Merchant Seaman’s Memorial is an award winning sculpture, fusing together a sleeping head and a ship’s hull. The sculpture is sited in front of the Welsh Parliament in Cardiff Bay. It was constructed using the traditional ship building technique of riveting plates of metal together.


We stopped in the Wetherspoons pub here (The Mount Stuart) for breakfast and a cuppa before a fleeting look at the bay.

This former dock building was erected in the 1880s and served as the long-time offices of the Mount Stuart Dry Docks Company Ltd. The offices were built alongside Graving Dock No.1, part of Cardiff Docks, built by the Marquesses of Bute. The now-demolished Mount Stuart public house stood just outside the dock gates. Both the dock offices and the pub were named after the Marquesses’ ancestral home on the Isle of Bute.

Mel and The Pierhead Building.


We leave the pub and a final walk around before heading back to the car.


We passed The Millennium Centre and had a quick look inside on our return to the car.
Wales Millennium Centre (Welsh: Canolfan Mileniwm Cymru) is an arts centre located in the Cardiff Bay area of Cardiff, Wales.

The centre has hosted performances of Opera, Ballet, Dance, Theatre, comedy and Musicals.
The Centre comprises one large theatre and two smaller halls with shops, bars and restaurants. It houses the national orchestra and opera, dance, theatre and literature companies, a total of eight arts organisations in residence. It is also home to the Cardiff Bay Visitor Centre.

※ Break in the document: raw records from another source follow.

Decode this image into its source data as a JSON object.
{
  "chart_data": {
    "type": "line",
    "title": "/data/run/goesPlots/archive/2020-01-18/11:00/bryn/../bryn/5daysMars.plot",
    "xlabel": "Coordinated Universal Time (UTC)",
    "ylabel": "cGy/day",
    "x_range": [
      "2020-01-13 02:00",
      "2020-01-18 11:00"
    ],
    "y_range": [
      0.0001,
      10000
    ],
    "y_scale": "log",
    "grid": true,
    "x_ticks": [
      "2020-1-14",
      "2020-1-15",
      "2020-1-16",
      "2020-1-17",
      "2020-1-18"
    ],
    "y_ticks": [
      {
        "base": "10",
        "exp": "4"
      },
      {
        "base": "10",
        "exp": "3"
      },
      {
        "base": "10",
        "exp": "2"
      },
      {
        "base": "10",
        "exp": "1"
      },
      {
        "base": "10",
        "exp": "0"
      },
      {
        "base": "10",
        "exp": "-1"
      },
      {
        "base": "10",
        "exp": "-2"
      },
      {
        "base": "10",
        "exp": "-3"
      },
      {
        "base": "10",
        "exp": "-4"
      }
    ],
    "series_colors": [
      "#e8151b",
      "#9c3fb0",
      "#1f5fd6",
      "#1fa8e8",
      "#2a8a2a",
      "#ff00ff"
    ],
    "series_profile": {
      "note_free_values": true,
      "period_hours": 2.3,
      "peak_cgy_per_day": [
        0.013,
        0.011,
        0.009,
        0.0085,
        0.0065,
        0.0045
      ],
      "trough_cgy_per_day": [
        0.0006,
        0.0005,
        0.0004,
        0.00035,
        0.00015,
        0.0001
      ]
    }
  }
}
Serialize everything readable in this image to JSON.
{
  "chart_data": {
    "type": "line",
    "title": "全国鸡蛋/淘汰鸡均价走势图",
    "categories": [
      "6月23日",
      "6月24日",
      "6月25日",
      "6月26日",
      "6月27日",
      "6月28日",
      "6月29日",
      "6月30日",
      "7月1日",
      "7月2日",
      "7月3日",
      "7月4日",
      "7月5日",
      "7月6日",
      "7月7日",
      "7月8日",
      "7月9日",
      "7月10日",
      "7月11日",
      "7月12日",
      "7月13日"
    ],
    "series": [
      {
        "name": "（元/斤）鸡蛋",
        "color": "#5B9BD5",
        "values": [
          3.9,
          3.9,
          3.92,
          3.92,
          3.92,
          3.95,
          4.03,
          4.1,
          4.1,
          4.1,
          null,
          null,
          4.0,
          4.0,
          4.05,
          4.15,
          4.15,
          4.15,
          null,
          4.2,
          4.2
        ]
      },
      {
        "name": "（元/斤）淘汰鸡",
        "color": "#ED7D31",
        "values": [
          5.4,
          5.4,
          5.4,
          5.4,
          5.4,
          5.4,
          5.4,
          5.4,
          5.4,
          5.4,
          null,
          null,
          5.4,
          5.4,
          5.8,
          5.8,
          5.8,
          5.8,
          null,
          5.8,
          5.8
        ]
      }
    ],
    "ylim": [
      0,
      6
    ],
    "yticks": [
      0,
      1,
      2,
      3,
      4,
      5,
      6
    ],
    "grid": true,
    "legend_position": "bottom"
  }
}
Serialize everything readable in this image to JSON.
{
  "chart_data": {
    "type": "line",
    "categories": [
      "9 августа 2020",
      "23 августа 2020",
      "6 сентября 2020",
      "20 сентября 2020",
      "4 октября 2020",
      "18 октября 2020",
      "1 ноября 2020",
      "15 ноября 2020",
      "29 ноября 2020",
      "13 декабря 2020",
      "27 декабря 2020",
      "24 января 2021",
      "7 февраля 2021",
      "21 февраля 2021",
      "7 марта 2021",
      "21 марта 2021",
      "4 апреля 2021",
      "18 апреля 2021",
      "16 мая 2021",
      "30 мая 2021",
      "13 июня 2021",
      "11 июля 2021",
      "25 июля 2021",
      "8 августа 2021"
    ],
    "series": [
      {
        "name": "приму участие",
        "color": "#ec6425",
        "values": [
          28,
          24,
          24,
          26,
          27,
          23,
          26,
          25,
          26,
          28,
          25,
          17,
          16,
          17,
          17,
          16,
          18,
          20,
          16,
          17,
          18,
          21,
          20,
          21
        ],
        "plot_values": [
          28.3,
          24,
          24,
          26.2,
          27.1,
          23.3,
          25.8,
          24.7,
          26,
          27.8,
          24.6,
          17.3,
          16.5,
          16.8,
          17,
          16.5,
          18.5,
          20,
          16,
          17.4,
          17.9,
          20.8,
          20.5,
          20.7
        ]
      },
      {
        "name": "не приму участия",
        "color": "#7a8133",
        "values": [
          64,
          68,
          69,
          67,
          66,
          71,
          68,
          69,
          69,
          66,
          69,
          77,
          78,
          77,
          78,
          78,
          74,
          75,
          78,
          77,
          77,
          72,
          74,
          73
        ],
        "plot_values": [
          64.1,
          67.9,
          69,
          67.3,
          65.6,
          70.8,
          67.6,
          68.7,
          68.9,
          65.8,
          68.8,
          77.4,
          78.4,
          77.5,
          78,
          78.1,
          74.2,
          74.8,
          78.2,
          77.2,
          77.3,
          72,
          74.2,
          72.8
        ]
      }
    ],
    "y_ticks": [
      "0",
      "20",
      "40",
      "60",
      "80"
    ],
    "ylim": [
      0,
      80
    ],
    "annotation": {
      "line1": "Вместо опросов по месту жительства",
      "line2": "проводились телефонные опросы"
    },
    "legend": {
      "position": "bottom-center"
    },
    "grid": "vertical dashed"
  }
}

Inscribed on the front of the dome, above the main entrance, are two poetic lines, written by Welsh poet Gwyneth Lewis in the Welsh and English languages. The lettering is formed by windows in the upstairs bar areas and is internally illuminated at night.
The idea of this monumental inscription comes from Roman classical architecture. The Romans brought Christianity to these islands, along with the custom of engraving stone. The form of the Celtic cross embodies the cross-fertilisation of indigenous and Roman cultures, from which the Welsh nation first emerged. The monumental inscription is a familiar feature of Roman architecture. The inscription over the entrance of the Wales Millennium Centre is a revival of this classical tradition, and also a recognition of the formative influence of Roman culture upon our nation. We’re lucky to have two languages; one that we share with half the world and one which belongs just to us. Words in songs, stories and poems have helped to make Wales the proud country that it is. —architect Jonathan Adams.



Now back at the car for the journey home. Another great weekend in Cardiff and a great gig as always with TDC!